Scholar Spotlight: Stephanie Lower
Stephanie Lower is the IT Business Services Associate Manager at Fulton Financial Corporation. She is incredibly busy volunteering with clean water projects, her church, Interfaith Partners for the Chesapeake and educating herself on conservation issues. She also enjoys nature journaling, photography, geocaching, hiking, kayaking and spending time with her dog, Winnie.
We asked Stephanie about her thoughts and experiences in her involvement with Lancaster Watershed Leadership Academy.
Q: What inspired you to get involved in the Watershed Leadership Academy?
A: My interest in the Lancaster Watershed Leadership Academy began as a way to expand my knowledge of watersheds and watershed management beyond what I have learned through Master Watershed Steward certification training with the Penn State Extension.
As I approach retirement after 40 years in banking as an information technology manager, I also thought it would be a good way to network and build connections to help in my pursuit of a post-retirement part-time position with an environmental organization.
Q: What is your main motivating factor to strive for clean water?
A: As a fourth-generation native Susquehannock Indian, I have always had a strong connection to the water and land of and around the Susquehanna River. I am also motivated by my faith and training as a Creation Care leader in our congregation, synod and through Interfaith Partners for the Chesapeake.

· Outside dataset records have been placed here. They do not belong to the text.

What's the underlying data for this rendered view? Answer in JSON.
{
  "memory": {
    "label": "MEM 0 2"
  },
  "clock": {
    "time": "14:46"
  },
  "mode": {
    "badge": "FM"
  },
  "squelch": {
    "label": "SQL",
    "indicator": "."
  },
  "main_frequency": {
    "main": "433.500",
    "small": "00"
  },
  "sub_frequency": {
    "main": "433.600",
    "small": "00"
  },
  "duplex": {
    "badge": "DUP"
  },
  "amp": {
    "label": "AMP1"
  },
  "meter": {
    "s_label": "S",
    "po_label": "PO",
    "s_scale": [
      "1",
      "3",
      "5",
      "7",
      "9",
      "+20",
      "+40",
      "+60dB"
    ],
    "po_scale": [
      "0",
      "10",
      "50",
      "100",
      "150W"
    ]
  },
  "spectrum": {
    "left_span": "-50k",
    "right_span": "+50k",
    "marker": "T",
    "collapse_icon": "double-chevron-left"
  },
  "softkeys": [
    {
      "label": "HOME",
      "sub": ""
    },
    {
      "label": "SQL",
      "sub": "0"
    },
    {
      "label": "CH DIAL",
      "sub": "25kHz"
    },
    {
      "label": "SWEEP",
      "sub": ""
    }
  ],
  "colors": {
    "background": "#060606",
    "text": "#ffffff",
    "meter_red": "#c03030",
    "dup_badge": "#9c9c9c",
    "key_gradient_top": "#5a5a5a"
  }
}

Q: What were your first thoughts about the Academy?
A: I honestly was unsure if I was qualified to participate in the program as I was one of the few people with no direct professional experience. Since then, I have become empowered by recognizing that I know more than I think I know 😊
Q: What do you hope to accomplish through your participation in the Watershed Leadership Academy?
A: I am hoping to find a post-retirement part-time position with an environmental organization.
Q: What has changed in the way you look at the environment since you began the Academy?
I have solidified my belief in the importance of engaging and educating as many people as possible; connecting people to organizations. No one can do everything; everyone can do something and together, we can do so much more.
For her Academy Action Project, Stephanie worked with fellow scholars Sally Reynolds and Lettice Brown, and Pennsylvania’s Green Infrastructure Project Coordinator at Alliance for the Chesapeake Bay, Emily Broich to create a 190-foot buffer of native trees and shrubs along the north side of the Spring Hill Park in Manheim Township.
When asked what makes her excited about her project, Stephanie said, “The excitement of the neighbors and the opportunity to educate a large number of people on BMP’s (Best Management Practices), and to have a nice park to stroll through and enjoy nature.”